Mânevi Hekim Hz. Pîr

Aralɩk ayɩ Hıristiyan âlemi Hz. Îsâ’nɩn doğum gününü kutlarken bizim de Şeb-i Arus’u yaşadɩğɩmɩz, Hz. Mevlânâ’yɩ daha yoğun anmaya ve anlamaya çalɩştɩğɩmɩz bir ay. Hz. Mevlânâ, Cemâl’e yürüdükleri zaman değişik din ve milletten yaklaşık 40 bin insanın katıldığı cenazesinde, Müslümanlar, diğer dinlerin müntesiplerine, ‘Neden siz de bu cenazeye katılıyorsunuz?’ diye sorduklarɩnda, Hıristiyan ve Yahudiler, ‘Biz Hz. Îsâ’yı ve Hz. Mûsâ’yı hep ondan öğrendik’ diye cevap vermişlerdi.

“Hz. Ahmed’in ismi bütün peygamberlerin ismidir, onun ismi anɩldɩğɩnda hepsinin ismi anɩlmɩş olur” diyen Hz. Mevlânâ, mürşidine “Ey benim kurtarıcım! Neşelere dal, sen zamanın Îsâ’sısın!” diye seslenir ve yine ona hitab ettiği bir şiirinde, Hz. Muhammed’in vârisi olan insan-ɩ kâmilin de aynɩ şekilde bütün peygamberlerin mânâlarɩnɩ taşɩdɩğɩnɩ şöyle anlatɩr:

 “Sen, gökyüzündeki parlak aysın; bizse, kapkaranlık geceyiz! Ay olmayan geceler pek karanlık olur!

Sen, Mûsâ’sın; biz de, senin elinde âsâyız! Âsâ, Mûsâ’nın elinden başka elde işe yaramadı!

Sen, hoş nefesli Hz. Îsâ’sın; bizse, çamurdan yapılmış kuşuz! Bir nefes üfür de, bizim nasıl göklere yükseldiğimizi seyret!

Sen, zamanımızın Nûh’usun; bizse, sana bir gemiyiz! Nuh gemiden çıkıp giderse, o gemi belâ tufanından kurtulabilir mi?

Ey benim canım; sen, benim Halil’imsin! Bütün dünya ateşlerle dolu; Halil olmadıkça, ateş, gül bahçesi olamaz!

Sen, Mustafa’nɩn nûrusun! Gönül Kâbesi putlarla dolu; lutf edip gel de, Rahmân’ın evinden putları dışarı at gitsin!

Sen, güzellik Yusuf’usun! Halkın gözleri bağlı; hakikati görmüyorlar!

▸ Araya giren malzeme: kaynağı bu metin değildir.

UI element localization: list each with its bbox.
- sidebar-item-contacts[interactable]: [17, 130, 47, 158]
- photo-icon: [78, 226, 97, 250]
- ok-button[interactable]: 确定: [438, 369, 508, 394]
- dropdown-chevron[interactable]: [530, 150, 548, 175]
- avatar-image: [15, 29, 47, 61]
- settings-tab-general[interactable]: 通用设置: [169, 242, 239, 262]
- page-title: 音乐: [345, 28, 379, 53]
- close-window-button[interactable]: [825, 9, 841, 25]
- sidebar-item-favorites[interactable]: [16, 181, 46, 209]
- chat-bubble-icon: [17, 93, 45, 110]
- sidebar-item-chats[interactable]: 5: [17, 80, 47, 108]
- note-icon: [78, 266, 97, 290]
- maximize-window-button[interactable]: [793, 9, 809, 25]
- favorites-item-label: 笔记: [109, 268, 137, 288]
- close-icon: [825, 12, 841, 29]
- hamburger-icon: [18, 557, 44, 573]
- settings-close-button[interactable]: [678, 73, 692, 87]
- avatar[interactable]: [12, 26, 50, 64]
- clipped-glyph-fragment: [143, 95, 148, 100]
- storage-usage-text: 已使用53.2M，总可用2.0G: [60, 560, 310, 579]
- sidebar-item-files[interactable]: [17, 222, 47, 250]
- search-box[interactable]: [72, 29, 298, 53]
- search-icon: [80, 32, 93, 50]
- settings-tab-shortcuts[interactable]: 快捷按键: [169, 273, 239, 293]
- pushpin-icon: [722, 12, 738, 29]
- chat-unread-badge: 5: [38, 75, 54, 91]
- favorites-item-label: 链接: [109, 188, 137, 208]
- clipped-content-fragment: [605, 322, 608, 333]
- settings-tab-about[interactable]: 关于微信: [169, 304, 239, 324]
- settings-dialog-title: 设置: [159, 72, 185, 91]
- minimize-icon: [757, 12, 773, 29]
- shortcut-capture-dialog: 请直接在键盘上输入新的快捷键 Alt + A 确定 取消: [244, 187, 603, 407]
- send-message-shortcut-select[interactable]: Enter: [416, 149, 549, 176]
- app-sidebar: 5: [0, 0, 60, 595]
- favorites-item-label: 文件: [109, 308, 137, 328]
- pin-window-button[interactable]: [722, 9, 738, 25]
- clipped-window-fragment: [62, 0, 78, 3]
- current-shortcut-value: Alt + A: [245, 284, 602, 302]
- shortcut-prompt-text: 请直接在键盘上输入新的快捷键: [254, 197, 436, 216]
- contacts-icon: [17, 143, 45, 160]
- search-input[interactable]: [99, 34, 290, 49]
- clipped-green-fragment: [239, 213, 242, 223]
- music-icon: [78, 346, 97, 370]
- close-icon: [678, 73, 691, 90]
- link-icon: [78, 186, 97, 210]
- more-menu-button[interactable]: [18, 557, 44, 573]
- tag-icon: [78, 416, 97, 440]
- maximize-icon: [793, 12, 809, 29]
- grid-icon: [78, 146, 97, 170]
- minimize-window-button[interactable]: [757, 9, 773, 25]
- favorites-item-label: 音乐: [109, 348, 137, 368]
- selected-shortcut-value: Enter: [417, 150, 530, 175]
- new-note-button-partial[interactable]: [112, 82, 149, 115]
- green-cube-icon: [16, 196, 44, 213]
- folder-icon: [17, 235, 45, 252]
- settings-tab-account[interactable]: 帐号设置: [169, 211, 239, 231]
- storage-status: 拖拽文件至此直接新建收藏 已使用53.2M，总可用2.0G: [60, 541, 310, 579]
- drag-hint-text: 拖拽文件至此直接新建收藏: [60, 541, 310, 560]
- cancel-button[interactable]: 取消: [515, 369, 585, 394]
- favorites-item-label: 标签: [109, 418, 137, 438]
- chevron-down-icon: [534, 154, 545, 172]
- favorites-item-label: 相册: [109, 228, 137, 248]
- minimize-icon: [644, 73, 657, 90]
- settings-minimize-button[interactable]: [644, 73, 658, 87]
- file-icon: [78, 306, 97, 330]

Onların gözleri, Kenan’ın ihtiyarı Yakup’un gözleri gibi, seninle açılır; lutf edip gel de, gözlerini aç!”

Geylânî Hazretleri, Futûhu’l-Gayb adlı eserde tasavvufun 8 huy üzerine olduğunu belirterek bu 8 özellikten ‘seyahat’in İsâ Peygamber’e nasib olduğundan bahsetmektedir. O, bu âlemde başɩnɩ sokacak hiçbir yeri olmayandɩr. Hz. Mevlânâ’nɩn Fîhi Mâfîh’te anlattɩğɩ hikâyede Hz. Îsâ bir gün kɩrda dolaşɩrken çok şiddetli bir yağmura yakalanɩr ve yağmur dininceye kadar karakulaklarɩn yuvasɩna, mağaranɩn bir köşesine sɩğɩnɩr; “Karakulağın yuvasından çık! Yavruları senin yüzünden rahat edemiyorlar” diye vahiy gelir. O da şöyle feryad eder: “Ey Allahım! Ka­rakulağın yavrularının sığınağı olduğu halde, Meryem’in oğlunun ne sığınağı, ne yeri, ne de evi ve makāmı var.” Hz. Mevlânâ şöyle söyler: Karakulağın yavrusunun bir evi varsa onun da böyle bir evden atanı vardɩr. O’nu evden çıkaranın lûtfu, şerefi yüzbinlerce yere, göğe, dünya ve âhirete, arş ve kürsüye bedeldir. Onun mekânɩ ve konak yeri bu balçɩktan yaratɩlan dünya değil, göğün 4. katɩdɩr. Hazret, Divân-ɩ Kebîr’de der ki:

Eğer şu cihan, tamamıyla yok olsa, ne gam! Dünya olmaksızın benim yüzlerce gizli dünyam var!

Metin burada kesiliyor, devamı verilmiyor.